ME: This house is haunted by a teenager who died here

HIM: Nothing is happening

ME: It’s midday, he doesn’t get up until mid-afternoon

@FunnyIsFamily

My kids are having fun in that “Someone’s going to the ER” kind of way.

@FeverFlave

I once lip locked the soft ice dispenser at Dairy Queen until the manager had to hit me with a mop.
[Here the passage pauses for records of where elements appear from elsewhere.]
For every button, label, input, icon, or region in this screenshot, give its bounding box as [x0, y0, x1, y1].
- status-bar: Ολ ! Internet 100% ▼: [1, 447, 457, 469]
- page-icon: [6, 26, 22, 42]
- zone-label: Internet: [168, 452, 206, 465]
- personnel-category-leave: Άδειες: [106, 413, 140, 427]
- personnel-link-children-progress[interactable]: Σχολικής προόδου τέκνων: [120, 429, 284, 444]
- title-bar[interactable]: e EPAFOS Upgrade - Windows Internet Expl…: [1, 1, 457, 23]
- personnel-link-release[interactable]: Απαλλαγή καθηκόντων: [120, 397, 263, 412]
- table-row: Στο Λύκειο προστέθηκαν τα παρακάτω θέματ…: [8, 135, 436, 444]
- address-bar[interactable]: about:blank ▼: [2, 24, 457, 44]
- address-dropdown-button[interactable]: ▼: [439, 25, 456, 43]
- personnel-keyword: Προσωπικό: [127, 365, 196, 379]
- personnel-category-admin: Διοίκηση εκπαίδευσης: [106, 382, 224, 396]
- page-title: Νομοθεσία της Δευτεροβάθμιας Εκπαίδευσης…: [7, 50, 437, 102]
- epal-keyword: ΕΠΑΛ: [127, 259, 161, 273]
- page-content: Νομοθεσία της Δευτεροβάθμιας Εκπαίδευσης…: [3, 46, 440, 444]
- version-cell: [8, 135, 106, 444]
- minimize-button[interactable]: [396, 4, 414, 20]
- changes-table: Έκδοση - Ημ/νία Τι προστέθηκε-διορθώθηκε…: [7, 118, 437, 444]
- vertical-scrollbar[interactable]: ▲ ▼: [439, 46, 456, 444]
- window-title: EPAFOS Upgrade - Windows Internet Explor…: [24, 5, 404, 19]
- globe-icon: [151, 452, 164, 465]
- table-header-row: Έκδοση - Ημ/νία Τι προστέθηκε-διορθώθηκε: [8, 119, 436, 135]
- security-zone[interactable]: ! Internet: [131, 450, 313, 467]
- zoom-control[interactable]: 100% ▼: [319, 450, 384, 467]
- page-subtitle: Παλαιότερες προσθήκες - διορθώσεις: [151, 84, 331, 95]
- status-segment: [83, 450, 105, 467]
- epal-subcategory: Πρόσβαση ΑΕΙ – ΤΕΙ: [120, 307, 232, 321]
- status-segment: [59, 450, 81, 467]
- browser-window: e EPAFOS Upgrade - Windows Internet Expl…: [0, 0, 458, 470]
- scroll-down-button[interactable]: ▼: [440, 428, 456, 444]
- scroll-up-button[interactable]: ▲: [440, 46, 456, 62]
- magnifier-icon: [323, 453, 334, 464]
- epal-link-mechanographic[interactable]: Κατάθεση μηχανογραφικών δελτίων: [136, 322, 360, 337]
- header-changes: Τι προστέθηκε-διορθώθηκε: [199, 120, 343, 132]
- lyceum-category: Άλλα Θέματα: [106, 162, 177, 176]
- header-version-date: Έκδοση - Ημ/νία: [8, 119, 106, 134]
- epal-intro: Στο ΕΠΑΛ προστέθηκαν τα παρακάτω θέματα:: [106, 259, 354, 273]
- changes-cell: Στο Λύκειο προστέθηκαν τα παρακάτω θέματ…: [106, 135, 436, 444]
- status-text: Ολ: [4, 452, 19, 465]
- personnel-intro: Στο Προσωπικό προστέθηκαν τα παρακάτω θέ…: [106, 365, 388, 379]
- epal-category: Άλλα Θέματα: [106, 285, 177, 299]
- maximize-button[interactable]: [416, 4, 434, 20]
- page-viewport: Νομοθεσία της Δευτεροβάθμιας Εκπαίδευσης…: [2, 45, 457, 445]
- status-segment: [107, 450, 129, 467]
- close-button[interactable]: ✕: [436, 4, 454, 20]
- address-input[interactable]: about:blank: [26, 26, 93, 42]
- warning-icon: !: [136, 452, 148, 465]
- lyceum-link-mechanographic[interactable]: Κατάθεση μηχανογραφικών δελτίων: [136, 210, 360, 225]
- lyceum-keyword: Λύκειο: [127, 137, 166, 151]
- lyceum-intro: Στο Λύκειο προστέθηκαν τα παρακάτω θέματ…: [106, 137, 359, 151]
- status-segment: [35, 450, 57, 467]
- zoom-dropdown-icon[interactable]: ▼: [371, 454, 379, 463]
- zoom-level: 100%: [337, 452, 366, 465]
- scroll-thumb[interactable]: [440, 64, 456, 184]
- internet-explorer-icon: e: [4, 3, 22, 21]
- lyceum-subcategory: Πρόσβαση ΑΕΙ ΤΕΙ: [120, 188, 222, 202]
So I know a little bit about rejection.

@MissBamanthaa

Overheard a girl just say she’s full because she ate at 3:00. It’s 6:00. How can you stay full for THREE HOURS, alien?

@FatherWithTwins

My mother-in-law came over and made me dinner, and now I’m wondering if I should have married her instead.

@HomeProbably

[at restaurant]

Me: What’s under all that garnish?

Her: Nothing, it’s a salad.

@EliBraden

“So, is there a MRS. A-Z?” – Lady hitting on Jason Mraz

@pixelatedboat

Guy from the Prodigy: I’m a firestarter, twisted firestarter
Me: Okay fine
Guy from the Prodigy: You’re the firestarter, twisted firestarter
Me: Aww man don’t drag me into this shit

@roywoodjr

If ya’ll had let everybody eat the Tide Pods when they wanted to they wouldn’t be out here licking the ice cream.